You remember how my supposed ‘friend with benefits’, Frida, not only deserted me with a bill at a Malindi resort then a Banjuni ‘chipo’ chick cleared my wallet contents?
Well, I had to sell my return airplane ticket at a premium price to a fellow guest at the hotel then took one of those stuffed buses that take like the whole day to get to Nairobi.
In the city, I took a bus from Kencom to Kilimani and walked all the way to my apartment block, dragging my luggage with me.
Getting there, I’m so exhausted, I almost slept leaning on the gate as I waited for the guard to open it. He hands me an envelope, and I wonder if it is an eviction notice, now that I’m a week behind in rent again.
Having paid that three-day hotel bill, I don’t even have enough cash for January rent. How do I start saying, ‘nilipe nusu mwezi huu pliz?’
The note is from Madame Beth, my sexagenarian ‘girlfriend’ who has forced herself on me. ‘What does that old bitch wish to blackmail me with this time?’ I think, going up in the lift.
But it is not another compromising photo from that merciless vampire! In-fact it is the best news I’ve had this New Year, because I’d come to loathe Old Mad Beth to wishing a terminal thing on her, may God forgive me.
In her spidery underwriting, she has written a one-page letter saying ‘while you were away with your whores in Mombasa (sic), my beloved mother-in-law died and left me her flat in Munich.
So I’ve gone to Germany to claim my property before that Putzi gets his hands on it, and since I’m married there, I am a citizen and will stay there. My realtors will sell this apartment and I’ll live off the proceeds. Good luck, Amacho.
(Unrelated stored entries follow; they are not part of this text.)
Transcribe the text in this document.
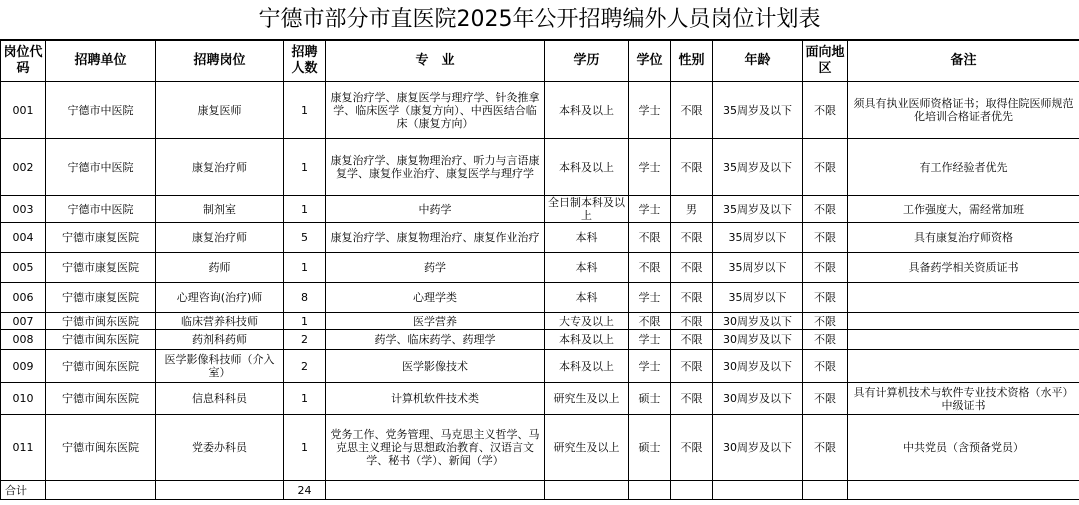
宁德市部分市直医院2025年公开招聘编外人员岗位计划表
岗位代码	招聘单位	招聘岗位	招聘人数	专　业	学历	学位	性别	年龄	面向地区	备注
001	宁德市中医院	康复医师	1	康复治疗学、康复医学与理疗学、针灸推拿学、临床医学（康复方向）、中西医结合临床（康复方向）	本科及以上	学士	不限	35周岁及以下	不限	须具有执业医师资格证书；取得住院医师规范化培训合格证者优先
002	宁德市中医院	康复治疗师	1	康复治疗学、康复物理治疗、听力与言语康复学、康复作业治疗、康复医学与理疗学	本科及以上	学士	不限	35周岁及以下	不限	有工作经验者优先
003	宁德市中医院	制剂室	1	中药学	全日制本科及以上	学士	男	35周岁及以下	不限	工作强度大，需经常加班
004	宁德市康复医院	康复治疗师	5	康复治疗学、康复物理治疗、康复作业治疗	本科	不限	不限	35周岁以下	不限	具有康复治疗师资格
005	宁德市康复医院	药师	1	药学	本科	不限	不限	35周岁以下	不限	具备药学相关资质证书
006	宁德市康复医院	心理咨询(治疗)师	8	心理学类	本科	学士	不限	35周岁以下	不限	
007	宁德市闽东医院	临床营养科技师	1	医学营养	大专及以上	不限	不限	30周岁及以下	不限	
008	宁德市闽东医院	药剂科药师	2	药学、临床药学、药理学	本科及以上	学士	不限	30周岁及以下	不限	
009	宁德市闽东医院	医学影像科技师（介入室）	2	医学影像技术	本科及以上	学士	不限	30周岁及以下	不限	
010	宁德市闽东医院	信息科科员	1	计算机软件技术类	研究生及以上	硕士	不限	30周岁及以下	不限	具有计算机技术与软件专业技术资格（水平）中级证书
011	宁德市闽东医院	党委办科员	1	党务工作、党务管理、马克思主义哲学、马克思主义理论与思想政治教育、汉语言文学、秘书（学）、新闻（学）	研究生及以上	硕士	不限	30周岁及以下	不限	中共党员（含预备党员）
合计			24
Catch HIV or syphilis.’
The accursed and cursing witch! So she wasn’t legally divorced, just long separated, from her hubby, Hans Putzi? Turns out Hans and his mother had a very toxic relationship.
But this was priceless! For the Mum to avenge her by bequeathing her home to an African woman separated from her son; to Beth Njeru, of all the homo sapiens on Earth who was suspected of hiring hitmen to maliza him, was a rich revenge from the grave.
I slept with a smile on my face, thinking of Martin Luther’s words ‘free! FREE at last ...’
In the morning, I get a text from that traitor, Frida, who deserted me in Malindi. ‘Hey Art! Can I come over to your crib?’
‘Why? What happened to your old German boyfriend whom you went to Mombasa to see?’
‘He’s had to leave for Munich right away. Ati his ex-wife is trying to steal his inheritance.’
‘No way, Frida! What’s his name?’
‘Why? You want to tafta and harass my mzee?’
‘WHAT’S HIS NAME???’
‘Come over right away, Frida.’
‘Sina fare, boo boy.’
‘Chukua Uber my dear. I’ll pay when you get here!’